Images size is: torch.Size([1, 3, 32, 32]) and it has min and max of 0.169625080517 and 0.124045148048,
   1st channel is 
0.1490 0.1490 0.1490 … 0.1333 0.1314 0.1275
0.1098 0.1098 0.1118 … 0.1000 0.1000 0.0961
0.0745 0.0745 0.0765 … 0.0725 0.0706 0.0686
… ⋱ …
0.0078 0.0118 0.0118 … 0.0059 0.0020 0.0039
0.0098 0.0118 0.0176 … 0.0020 0.0000 0.0039
0.0784 0.0765 0.0843 … 0.0784 0.0725 0.0765
[torch.FloatTensor of size 32x32]
   min and max of the 1st channel is 0.139309515976 and 0.135508642984 

   2st channel is 
0.1745 0.1745 0.1765 … 0.1588 0.1569 0.1510
0.1392 0.1392 0.1412 … 0.1294 0.1294 0.1216
0.1098 0.1098 0.1098 … 0.1078 0.1059 0.0980
… ⋱ …
0.0235 0.0294 0.0275 … 0.0176 0.0118 0.0118
0.0255 0.0275 0.0353 … 0.0118 0.0098 0.0098
0.0902 0.0902 0.0961 … 0.0843 0.0804 0.0824
[torch.FloatTensor of size 32x32]
   min and max of the 2st channel is 0.162101719105 and 0.123755085234 

   3rd channel is 
0.2588 0.2569 0.2569 … 0.2412 0.2392 0.2216
0.2216 0.2216 0.2216 … 0.2098 0.2118 0.1922
0.1902 0.1882 0.1882 … 0.1863 0.1863 0.1667
… ⋱ …
0.1020 0.1059 0.1059 … 0.0902 0.0843 0.0745
0.0863 0.0863 0.0961 … 0.0686 0.0667 0.0588
0.1275 0.1255 0.1333 … 0.1176 0.1137 0.1098
[torch.FloatTensor of size 32x32]
   min and max of the 3st channel is 0.207464006471 and 0.100518621594 

I am confused

ptrblck · June 21, 2018, 4:37pm

No, the function should use these mean and std values to normalize the data, so that after the normalization the channels of the data would have a mean of zero and a std of one.
This procedure is also known as z-scoring. You can find more information on the Wikipedia page.

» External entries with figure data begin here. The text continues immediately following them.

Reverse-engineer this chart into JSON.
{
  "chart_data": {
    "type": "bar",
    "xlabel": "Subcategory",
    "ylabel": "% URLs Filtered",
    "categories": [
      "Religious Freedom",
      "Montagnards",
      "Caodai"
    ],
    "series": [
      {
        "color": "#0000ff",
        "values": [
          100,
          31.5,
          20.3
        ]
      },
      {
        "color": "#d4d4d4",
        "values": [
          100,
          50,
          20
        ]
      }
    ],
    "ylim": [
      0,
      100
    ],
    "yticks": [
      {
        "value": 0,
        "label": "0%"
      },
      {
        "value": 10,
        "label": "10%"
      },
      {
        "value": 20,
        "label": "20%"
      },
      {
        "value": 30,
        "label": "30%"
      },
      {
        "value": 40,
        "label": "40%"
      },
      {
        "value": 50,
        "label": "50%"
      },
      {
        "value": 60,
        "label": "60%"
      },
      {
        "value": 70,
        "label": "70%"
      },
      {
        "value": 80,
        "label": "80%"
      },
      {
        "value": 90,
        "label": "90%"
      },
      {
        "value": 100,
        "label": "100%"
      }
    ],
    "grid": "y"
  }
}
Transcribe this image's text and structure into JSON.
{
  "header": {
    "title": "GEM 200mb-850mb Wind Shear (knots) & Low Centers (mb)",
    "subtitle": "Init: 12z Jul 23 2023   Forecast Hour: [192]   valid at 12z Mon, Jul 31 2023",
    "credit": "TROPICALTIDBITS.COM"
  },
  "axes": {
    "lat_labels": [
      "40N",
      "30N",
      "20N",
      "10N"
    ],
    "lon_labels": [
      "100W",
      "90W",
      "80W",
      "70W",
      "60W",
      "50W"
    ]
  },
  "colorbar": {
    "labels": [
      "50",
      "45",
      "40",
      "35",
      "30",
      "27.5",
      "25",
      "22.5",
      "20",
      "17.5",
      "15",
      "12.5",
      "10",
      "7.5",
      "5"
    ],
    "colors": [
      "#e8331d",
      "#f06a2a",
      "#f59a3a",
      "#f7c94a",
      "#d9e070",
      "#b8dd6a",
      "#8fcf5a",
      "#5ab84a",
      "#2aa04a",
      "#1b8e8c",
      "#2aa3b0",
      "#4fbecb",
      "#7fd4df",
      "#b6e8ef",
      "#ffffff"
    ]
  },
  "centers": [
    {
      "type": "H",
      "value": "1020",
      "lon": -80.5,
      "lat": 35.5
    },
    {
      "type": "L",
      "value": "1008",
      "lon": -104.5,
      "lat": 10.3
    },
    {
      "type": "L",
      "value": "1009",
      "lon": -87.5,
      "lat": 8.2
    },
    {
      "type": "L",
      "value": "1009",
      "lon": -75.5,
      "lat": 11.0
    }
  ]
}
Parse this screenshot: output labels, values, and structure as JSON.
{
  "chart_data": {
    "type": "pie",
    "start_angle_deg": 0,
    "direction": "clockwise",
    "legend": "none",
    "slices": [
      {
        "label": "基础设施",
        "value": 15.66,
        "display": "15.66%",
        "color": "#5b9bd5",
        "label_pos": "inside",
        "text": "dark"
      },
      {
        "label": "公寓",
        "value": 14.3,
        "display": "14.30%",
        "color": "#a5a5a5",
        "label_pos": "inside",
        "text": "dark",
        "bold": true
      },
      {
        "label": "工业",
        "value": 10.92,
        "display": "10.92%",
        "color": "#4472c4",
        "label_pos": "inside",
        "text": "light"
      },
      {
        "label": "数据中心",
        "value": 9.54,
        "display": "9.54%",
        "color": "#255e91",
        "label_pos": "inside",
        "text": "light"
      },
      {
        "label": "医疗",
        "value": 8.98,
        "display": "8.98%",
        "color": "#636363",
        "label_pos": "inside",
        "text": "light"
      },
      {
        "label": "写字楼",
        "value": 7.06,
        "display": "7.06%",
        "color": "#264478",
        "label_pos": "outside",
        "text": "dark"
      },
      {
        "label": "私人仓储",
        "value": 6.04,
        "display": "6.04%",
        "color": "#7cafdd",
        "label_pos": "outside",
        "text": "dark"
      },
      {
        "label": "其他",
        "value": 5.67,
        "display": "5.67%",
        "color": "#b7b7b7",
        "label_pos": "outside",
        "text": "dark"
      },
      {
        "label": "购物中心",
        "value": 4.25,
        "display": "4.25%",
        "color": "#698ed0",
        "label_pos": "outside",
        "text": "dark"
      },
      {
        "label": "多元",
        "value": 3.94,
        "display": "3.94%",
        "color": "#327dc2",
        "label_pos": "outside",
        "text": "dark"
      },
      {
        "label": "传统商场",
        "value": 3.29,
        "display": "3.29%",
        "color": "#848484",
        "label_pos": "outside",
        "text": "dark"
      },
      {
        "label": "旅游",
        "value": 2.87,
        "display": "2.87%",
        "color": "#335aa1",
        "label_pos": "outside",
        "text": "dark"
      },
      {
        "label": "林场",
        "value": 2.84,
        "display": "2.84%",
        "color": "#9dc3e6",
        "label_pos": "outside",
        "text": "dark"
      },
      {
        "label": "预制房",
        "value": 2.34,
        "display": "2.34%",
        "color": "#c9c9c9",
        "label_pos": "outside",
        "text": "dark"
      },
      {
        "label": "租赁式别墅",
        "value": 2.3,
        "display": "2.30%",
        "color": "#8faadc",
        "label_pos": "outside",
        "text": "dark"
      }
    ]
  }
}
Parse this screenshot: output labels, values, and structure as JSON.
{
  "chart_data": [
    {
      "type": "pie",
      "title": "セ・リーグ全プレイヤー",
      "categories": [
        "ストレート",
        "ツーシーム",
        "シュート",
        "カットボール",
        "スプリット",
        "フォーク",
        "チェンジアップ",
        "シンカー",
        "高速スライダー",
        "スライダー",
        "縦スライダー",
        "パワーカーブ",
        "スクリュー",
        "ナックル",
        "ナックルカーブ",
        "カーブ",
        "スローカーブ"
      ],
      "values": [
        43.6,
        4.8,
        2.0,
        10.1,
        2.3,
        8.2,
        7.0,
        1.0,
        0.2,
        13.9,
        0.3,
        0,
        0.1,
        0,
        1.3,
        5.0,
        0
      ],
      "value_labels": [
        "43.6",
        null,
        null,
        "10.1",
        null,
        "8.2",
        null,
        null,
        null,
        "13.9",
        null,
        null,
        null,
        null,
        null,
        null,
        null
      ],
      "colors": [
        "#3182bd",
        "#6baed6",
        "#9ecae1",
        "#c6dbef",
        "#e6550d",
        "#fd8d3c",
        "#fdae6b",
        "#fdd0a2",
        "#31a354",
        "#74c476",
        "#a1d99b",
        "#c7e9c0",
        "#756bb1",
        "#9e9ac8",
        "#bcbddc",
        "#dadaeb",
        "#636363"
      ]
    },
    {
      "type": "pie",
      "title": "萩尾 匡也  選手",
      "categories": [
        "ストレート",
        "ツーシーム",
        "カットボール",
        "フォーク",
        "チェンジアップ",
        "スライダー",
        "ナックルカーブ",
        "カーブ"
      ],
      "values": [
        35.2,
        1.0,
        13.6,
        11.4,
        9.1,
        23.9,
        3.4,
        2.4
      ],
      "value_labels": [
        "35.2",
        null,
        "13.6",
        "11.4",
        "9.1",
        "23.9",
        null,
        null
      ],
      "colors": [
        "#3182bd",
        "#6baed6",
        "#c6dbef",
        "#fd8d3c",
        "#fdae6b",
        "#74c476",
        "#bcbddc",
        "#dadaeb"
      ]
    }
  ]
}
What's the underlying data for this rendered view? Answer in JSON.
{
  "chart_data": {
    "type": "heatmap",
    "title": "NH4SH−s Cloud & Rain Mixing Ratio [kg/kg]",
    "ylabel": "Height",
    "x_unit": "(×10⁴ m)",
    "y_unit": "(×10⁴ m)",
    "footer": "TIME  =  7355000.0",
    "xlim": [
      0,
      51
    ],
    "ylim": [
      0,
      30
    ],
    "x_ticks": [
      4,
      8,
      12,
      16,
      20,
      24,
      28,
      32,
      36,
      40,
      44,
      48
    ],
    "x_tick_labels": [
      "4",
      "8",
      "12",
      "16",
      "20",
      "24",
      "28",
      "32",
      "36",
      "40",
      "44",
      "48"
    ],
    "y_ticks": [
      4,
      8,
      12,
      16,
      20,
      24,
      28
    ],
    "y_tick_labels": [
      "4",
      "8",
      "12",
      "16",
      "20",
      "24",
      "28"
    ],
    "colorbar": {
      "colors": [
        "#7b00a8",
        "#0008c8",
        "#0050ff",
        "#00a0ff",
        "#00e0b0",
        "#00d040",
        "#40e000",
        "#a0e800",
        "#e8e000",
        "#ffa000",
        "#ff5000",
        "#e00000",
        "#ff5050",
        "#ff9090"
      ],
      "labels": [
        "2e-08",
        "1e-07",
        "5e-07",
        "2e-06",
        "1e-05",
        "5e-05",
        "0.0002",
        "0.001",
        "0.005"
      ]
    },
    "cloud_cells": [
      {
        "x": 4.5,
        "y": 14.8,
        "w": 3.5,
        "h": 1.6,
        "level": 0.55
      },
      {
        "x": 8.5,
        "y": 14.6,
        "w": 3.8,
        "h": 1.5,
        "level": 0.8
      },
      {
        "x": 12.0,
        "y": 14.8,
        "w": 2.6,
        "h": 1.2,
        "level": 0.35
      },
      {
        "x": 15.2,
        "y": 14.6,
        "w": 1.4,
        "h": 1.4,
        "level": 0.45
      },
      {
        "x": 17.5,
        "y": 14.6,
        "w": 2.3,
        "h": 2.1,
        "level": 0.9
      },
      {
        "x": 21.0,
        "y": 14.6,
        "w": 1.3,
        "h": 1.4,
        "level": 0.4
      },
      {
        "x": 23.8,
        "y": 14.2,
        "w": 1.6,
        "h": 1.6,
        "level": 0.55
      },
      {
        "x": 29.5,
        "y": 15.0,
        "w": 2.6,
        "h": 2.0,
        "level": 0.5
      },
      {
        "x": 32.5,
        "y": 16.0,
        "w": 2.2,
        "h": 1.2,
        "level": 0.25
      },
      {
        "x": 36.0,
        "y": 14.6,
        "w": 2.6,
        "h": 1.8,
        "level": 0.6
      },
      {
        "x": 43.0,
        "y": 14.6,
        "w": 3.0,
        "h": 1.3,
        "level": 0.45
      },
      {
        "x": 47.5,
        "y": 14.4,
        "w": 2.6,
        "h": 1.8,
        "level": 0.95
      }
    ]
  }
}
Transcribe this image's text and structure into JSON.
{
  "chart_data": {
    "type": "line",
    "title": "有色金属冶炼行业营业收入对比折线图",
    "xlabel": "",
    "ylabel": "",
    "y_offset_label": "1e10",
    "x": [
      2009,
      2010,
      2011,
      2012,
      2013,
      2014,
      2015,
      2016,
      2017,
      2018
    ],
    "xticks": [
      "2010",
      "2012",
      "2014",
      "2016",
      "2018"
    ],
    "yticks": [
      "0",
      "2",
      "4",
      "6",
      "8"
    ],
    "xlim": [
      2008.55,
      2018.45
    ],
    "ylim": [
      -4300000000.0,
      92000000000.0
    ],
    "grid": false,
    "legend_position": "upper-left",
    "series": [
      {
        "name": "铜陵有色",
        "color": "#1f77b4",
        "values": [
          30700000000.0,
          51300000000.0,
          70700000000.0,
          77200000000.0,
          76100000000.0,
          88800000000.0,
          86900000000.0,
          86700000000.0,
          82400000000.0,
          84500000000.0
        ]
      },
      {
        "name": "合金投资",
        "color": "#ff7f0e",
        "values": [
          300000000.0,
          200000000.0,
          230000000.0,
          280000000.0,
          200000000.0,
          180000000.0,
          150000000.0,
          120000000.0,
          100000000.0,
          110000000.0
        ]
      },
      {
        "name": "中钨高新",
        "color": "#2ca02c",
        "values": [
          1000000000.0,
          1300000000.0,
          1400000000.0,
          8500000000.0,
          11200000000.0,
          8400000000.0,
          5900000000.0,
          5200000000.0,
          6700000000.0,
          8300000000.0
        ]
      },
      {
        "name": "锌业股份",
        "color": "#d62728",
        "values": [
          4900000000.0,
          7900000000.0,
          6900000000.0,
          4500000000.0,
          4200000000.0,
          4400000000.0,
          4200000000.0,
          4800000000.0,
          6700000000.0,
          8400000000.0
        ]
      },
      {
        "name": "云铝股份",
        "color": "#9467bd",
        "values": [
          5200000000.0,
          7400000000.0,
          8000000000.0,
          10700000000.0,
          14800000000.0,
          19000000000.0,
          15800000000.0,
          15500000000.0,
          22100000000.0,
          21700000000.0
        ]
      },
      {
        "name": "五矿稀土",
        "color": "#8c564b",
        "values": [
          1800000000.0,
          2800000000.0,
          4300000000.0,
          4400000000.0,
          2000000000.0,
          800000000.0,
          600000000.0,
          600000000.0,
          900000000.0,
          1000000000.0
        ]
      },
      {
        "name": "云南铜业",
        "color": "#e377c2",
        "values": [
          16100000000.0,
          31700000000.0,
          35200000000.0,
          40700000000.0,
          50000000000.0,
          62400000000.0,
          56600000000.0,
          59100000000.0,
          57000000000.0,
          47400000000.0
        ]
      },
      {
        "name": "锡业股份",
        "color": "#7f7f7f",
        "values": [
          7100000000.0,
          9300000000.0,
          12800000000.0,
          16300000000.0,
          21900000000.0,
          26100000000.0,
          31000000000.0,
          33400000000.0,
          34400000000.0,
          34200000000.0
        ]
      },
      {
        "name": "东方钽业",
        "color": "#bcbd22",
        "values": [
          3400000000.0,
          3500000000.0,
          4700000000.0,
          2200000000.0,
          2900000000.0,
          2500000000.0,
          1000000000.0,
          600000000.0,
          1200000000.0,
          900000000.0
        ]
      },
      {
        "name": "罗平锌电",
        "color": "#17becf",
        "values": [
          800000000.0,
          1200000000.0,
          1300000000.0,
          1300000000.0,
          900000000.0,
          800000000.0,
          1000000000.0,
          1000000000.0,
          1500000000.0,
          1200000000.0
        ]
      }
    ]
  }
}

isalirezag · June 21, 2018, 4:43pm

oh
So the mean and std that I give to the function is used to give me mean and std of 0 and 1? so those mean and std that i give to the function are not the output mean and std…

Well is there any function that i can define what mean and std i want ? or any function that can normalize each channel to a specific range for me?

ptrblck · June 21, 2018, 4:59pm

Yes! Given that you’ve calculated them from your data.
Normalization of the data usually helps the model training.

To transform your data, you can just scale with the desired std and add the mean:

# Create random input images
mean = 2.
std = 4.
x = torch.randn(100, 3, 24, 24) * std + mean
print('mean: {}, std: {}'.format(x.mean(), x.std()))


# Scale so that mean = 0.5 and std = 2
x = x - x.mean()
x = x / x.std()
print('mean: {}, std: {}'.format(x.mean(), x.std()))

new_mean = 0.5
new_std = 2.
x = x * new_std
x = x + new_mean
print('mean: {}, std: {}'.format(x.mean(), x.std()))

If you want to apply it on images using transforms, have a look at this thread.